A minimal, LLM-powered scanner designed to detect zero-day vulnerabilities, particularly C/C++ memory safety bugs. It serves as a research prototype for engineers and researchers seeking a quick, automated first pass at identifying potential security flaws, offering a novel approach to vulnerability discovery and automated triage.

How It Works

Nano-analyzer employs a three-stage LLM pipeline within a single Python script. First, a context generation stage creates a security briefing for each source file, detailing its purpose, data flow, and buffer information. Second, the LLM scans the code function-by-function, using the generated context to identify potential zero-day vulnerabilities and outputting structured findings. Finally, a skeptical triage stage challenges each finding over multiple rounds, using code analysis (via grep or csearch) to verify or refute claims, with an arbiter making the final determination. This approach aims for automated, LLM-driven vulnerability detection with a built-in verification mechanism.

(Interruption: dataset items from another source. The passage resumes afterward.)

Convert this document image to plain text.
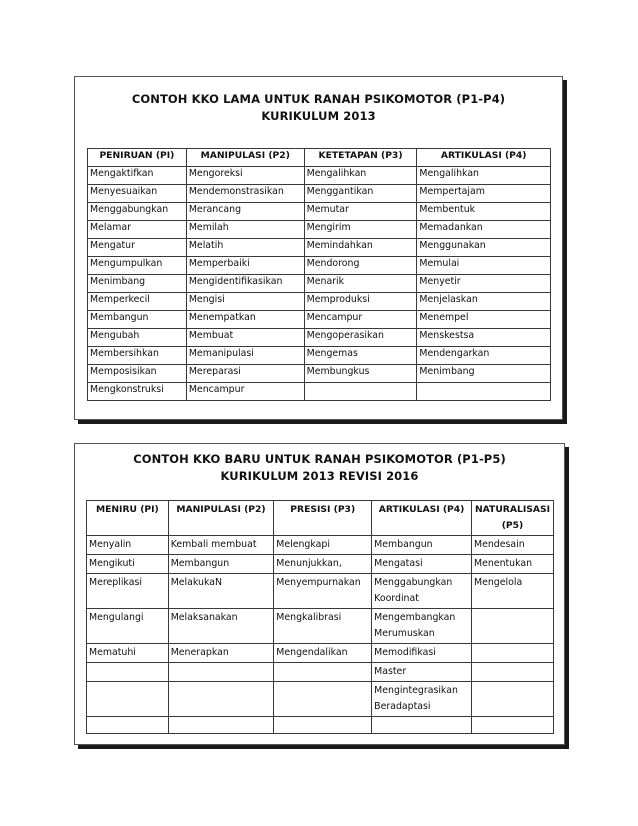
CONTOH KKO LAMA UNTUK RANAH PSIKOMOTOR (P1-P4)
KURIKULUM 2013
PENIRUAN (PI)	MANIPULASI (P2)	KETETAPAN (P3)	ARTIKULASI (P4)
Mengaktifkan	Mengoreksi	Mengalihkan	Mengalihkan
Menyesuaikan	Mendemonstrasikan	Menggantikan	Mempertajam
Menggabungkan	Merancang	Memutar	Membentuk
Melamar	Memilah	Mengirim	Memadankan
Mengatur	Melatih	Memindahkan	Menggunakan
Mengumpulkan	Memperbaiki	Mendorong	Memulai
Menimbang	Mengidentifikasikan	Menarik	Menyetir
Memperkecil	Mengisi	Memproduksi	Menjelaskan
Membangun	Menempatkan	Mencampur	Menempel
Mengubah	Membuat	Mengoperasikan	Menskestsa
Membersihkan	Memanipulasi	Mengemas	Mendengarkan
Memposisikan	Mereparasi	Membungkus	Menimbang
Mengkonstruksi	Mencampur		
CONTOH KKO BARU UNTUK RANAH PSIKOMOTOR (P1-P5)
KURIKULUM 2013 REVISI 2016
MENIRU (PI)	MANIPULASI (P2)	PRESISI (P3)	ARTIKULASI (P4)	NATURALISASI (P5)
Menyalin	Kembali membuat	Melengkapi	Membangun	Mendesain
Mengikuti	Membangun	Menunjukkan,	Mengatasi	Menentukan
Mereplikasi	MelakukaN	Menyempurnakan	Menggabungkan Koordinat	Mengelola
Mengulangi	Melaksanakan	Mengkalibrasi	Mengembangkan Merumuskan	
Mematuhi	Menerapkan	Mengendalikan	Memodifikasi	
			Master	
			Mengintegrasikan Beradaptasi	
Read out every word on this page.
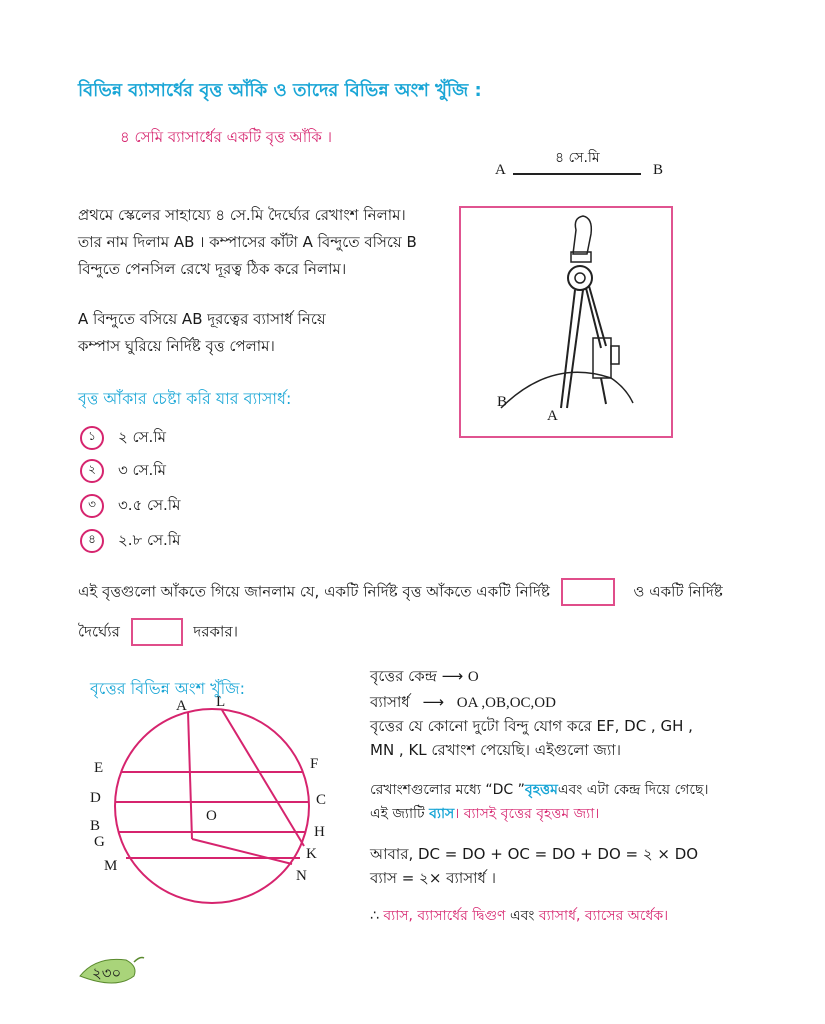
বিভিন্ন ব্যাসার্ধের বৃত্ত আঁকি ও তাদের বিভিন্ন অংশ খুঁজি :
৪ সেমি ব্যাসার্ধের একটি বৃত্ত আঁকি ।
৪ সে.মি
A	B
প্রথমে স্কেলের সাহায্যে ৪ সে.মি দৈর্ঘ্যের রেখাংশ নিলাম।
তার নাম দিলাম AB । কম্পাসের কাঁটা A বিন্দুতে বসিয়ে B
বিন্দুতে পেনসিল রেখে দূরত্ব ঠিক করে নিলাম।
A বিন্দুতে বসিয়ে AB দূরত্বের ব্যাসার্ধ নিয়ে
কম্পাস ঘুরিয়ে নির্দিষ্ট বৃত্ত পেলাম।
B
A
বৃত্ত আঁকার চেষ্টা করি যার ব্যাসার্ধ:
১	২ সে.মি
২	৩ সে.মি
৩	৩.৫ সে.মি
৪	২.৮ সে.মি
এই বৃত্তগুলো আঁকতে গিয়ে জানলাম যে, একটি নির্দিষ্ট বৃত্ত আঁকতে একটি নির্দিষ্ট	ও একটি নির্দিষ্ট
দৈর্ঘ্যের	দরকার।
বৃত্তের বিভিন্ন অংশ খুঁজি:
A L
E	F
D	C
O
B	H
G
K
M
N
বৃত্তের কেন্দ্র ⟶ O
ব্যাসার্ধ ⟶ OA ,OB,OC,OD
বৃত্তের যে কোনো দুটো বিন্দু যোগ করে EF, DC , GH ,
MN , KL রেখাংশ পেয়েছি। এইগুলো জ্যা।
রেখাংশগুলোর মধ্যে “DC ”বৃহত্তমএবং এটা কেন্দ্র দিয়ে গেছে।
এই জ্যাটি ব্যাস। ব্যাসই বৃত্তের বৃহত্তম জ্যা।
আবার, DC = DO + OC = DO + DO = ২ × DO
ব্যাস = ২× ব্যাসার্ধ ।
∴ ব্যাস, ব্যাসার্ধের দ্বিগুণ এবং ব্যাসার্ধ, ব্যাসের অর্ধেক।
২৩০
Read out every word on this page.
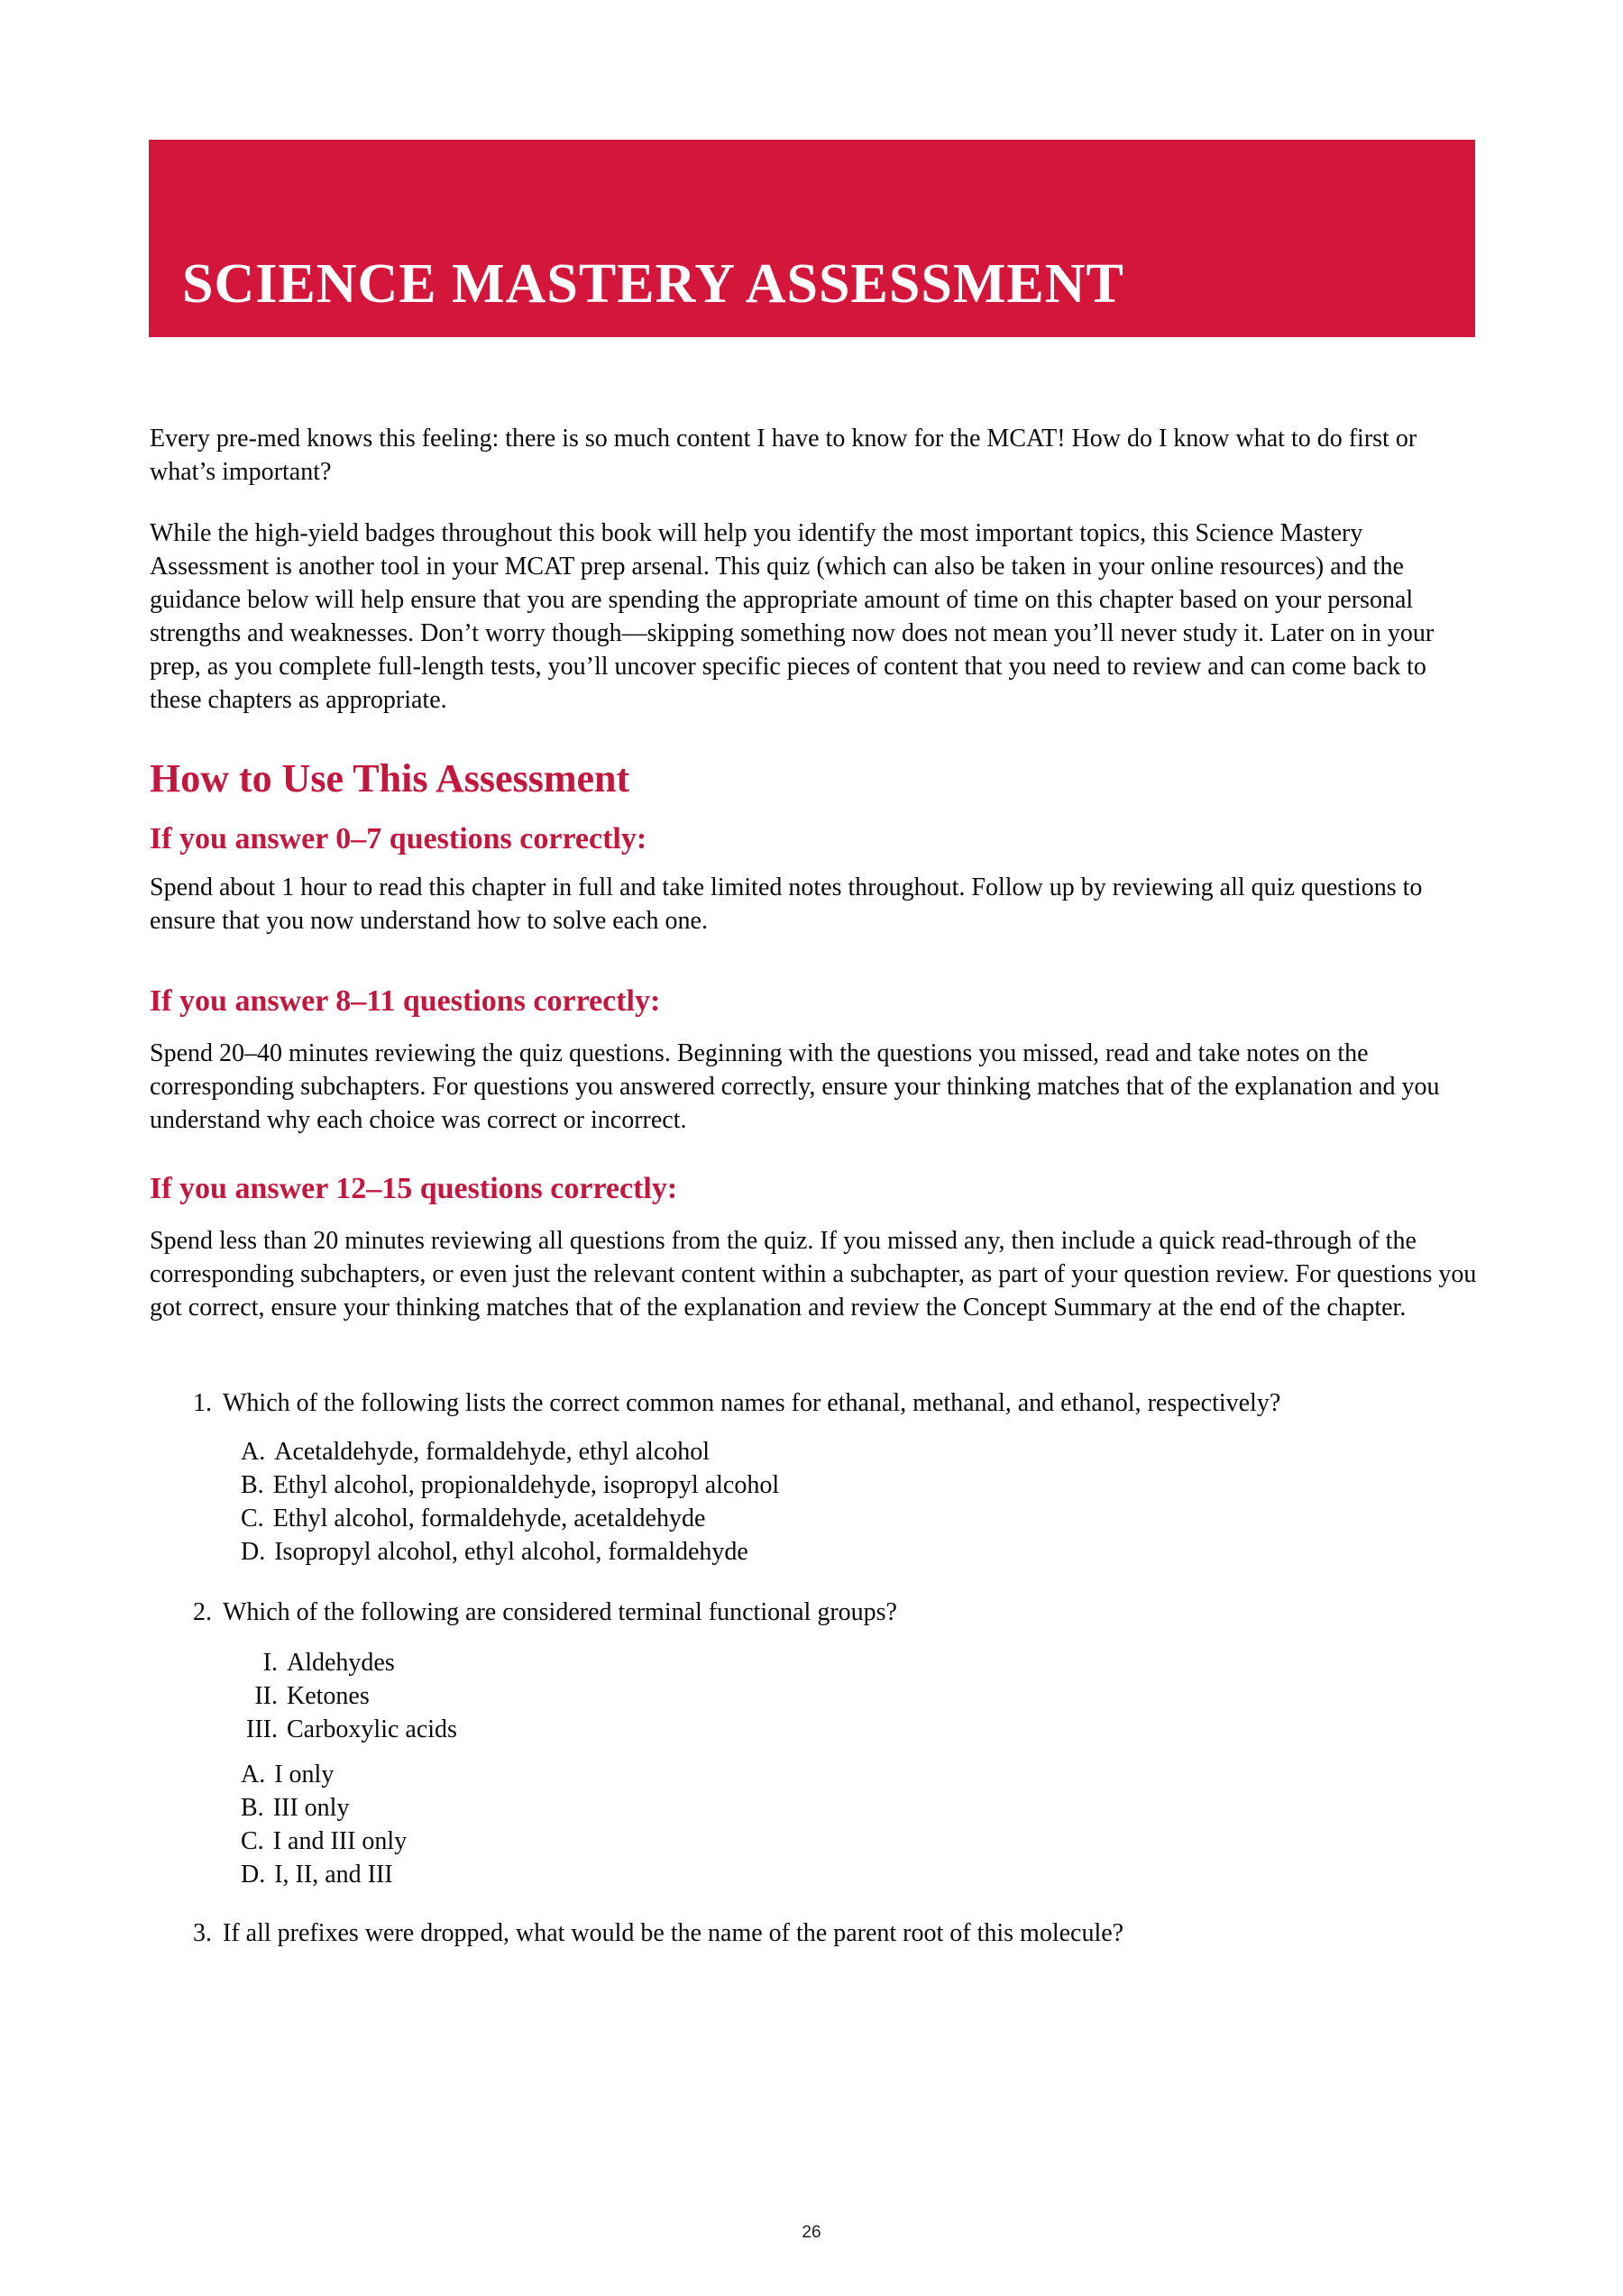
SCIENCE MASTERY ASSESSMENT
Every pre-med knows this feeling: there is so much content I have to know for the MCAT! How do I know what to do first or what’s important?
While the high-yield badges throughout this book will help you identify the most important topics, this Science Mastery Assessment is another tool in your MCAT prep arsenal. This quiz (which can also be taken in your online resources) and the guidance below will help ensure that you are spending the appropriate amount of time on this chapter based on your personal strengths and weaknesses. Don’t worry though—skipping something now does not mean you’ll never study it. Later on in your prep, as you complete full-length tests, you’ll uncover specific pieces of content that you need to review and can come back to these chapters as appropriate.
How to Use This Assessment
If you answer 0–7 questions correctly:
Spend about 1 hour to read this chapter in full and take limited notes throughout. Follow up by reviewing all quiz questions to ensure that you now understand how to solve each one.
If you answer 8–11 questions correctly:
Spend 20–40 minutes reviewing the quiz questions. Beginning with the questions you missed, read and take notes on the corresponding subchapters. For questions you answered correctly, ensure your thinking matches that of the explanation and you understand why each choice was correct or incorrect.
If you answer 12–15 questions correctly:
Spend less than 20 minutes reviewing all questions from the quiz. If you missed any, then include a quick read-through of the corresponding subchapters, or even just the relevant content within a subchapter, as part of your question review. For questions you got correct, ensure your thinking matches that of the explanation and review the Concept Summary at the end of the chapter.
1. Which of the following lists the correct common names for ethanal, methanal, and ethanol, respectively?
A. Acetaldehyde, formaldehyde, ethyl alcohol
B. Ethyl alcohol, propionaldehyde, isopropyl alcohol
C. Ethyl alcohol, formaldehyde, acetaldehyde
D. Isopropyl alcohol, ethyl alcohol, formaldehyde
2. Which of the following are considered terminal functional groups?
I. Aldehydes
II. Ketones
III. Carboxylic acids
A. I only
B. III only
C. I and III only
D. I, II, and III
3. If all prefixes were dropped, what would be the name of the parent root of this molecule?
26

Quick Start & Requirements

• Install: Clone the repository (git clone https://github.com/weareaisle/nano-analyzer.git) and navigate into the directory (cd nano-analyzer). No pip installation is required.
• Prerequisites:
  • Python 3.8+
  • An API key for either OpenAI (OPENAI_API_KEY) or OpenRouter (OPENROUTER_API_KEY).
  • Optional: ripgrep (rg) for enhanced triage grep performance.
  • Optional: Google codesearch (csearch/cindex) for faster analysis on large codebases.
• Run: Execute directly using python3 scan.py <path_to_file_or_directory>. Use python3 scan.py --help for a full list of options.
• Links: GitHub Repository

Highlighted Details

• LLM-powered zero-day vulnerability scanner, with a strong bias towards C/C++ memory safety issues (e.g., buffer overflows, NULL dereferences).
• Features an automated, multi-round skeptical triage process to validate findings against the codebase.
• Outputs results in both human-readable Markdown and machine-readable JSON formats, including detailed triage reasoning.
• Configurable via command-line flags for model selection, parallelism, confidence thresholds, and triage depth.

Maintenance & Community

This project is presented as a research prototype shared "as-is" for open research. The README does not detail specific maintenance schedules, active contributors, or community support channels like Discord or Slack.

Licensing & Compatibility

• License: Apache License 2.0.
• Compatibility: The Apache 2.0 license is permissive and generally compatible with commercial use and linking within closed-source projects.

Limitations & Caveats

As a v0.1 prototype, users should "expect sharp corners." The scanner is heavily tuned for C/C++ memory safety and is less effective on other languages. It is prone to both false positives and false negatives, potentially missing entire classes of vulnerabilities (e.g., logic bugs, race conditions, cryptographic issues). Analysis is limited to single files, missing cross-compilation-unit vulnerabilities. Scan results are dependent on the LLM used, and the tool is explicitly not a replacement for professional security audits or established static analysis tools.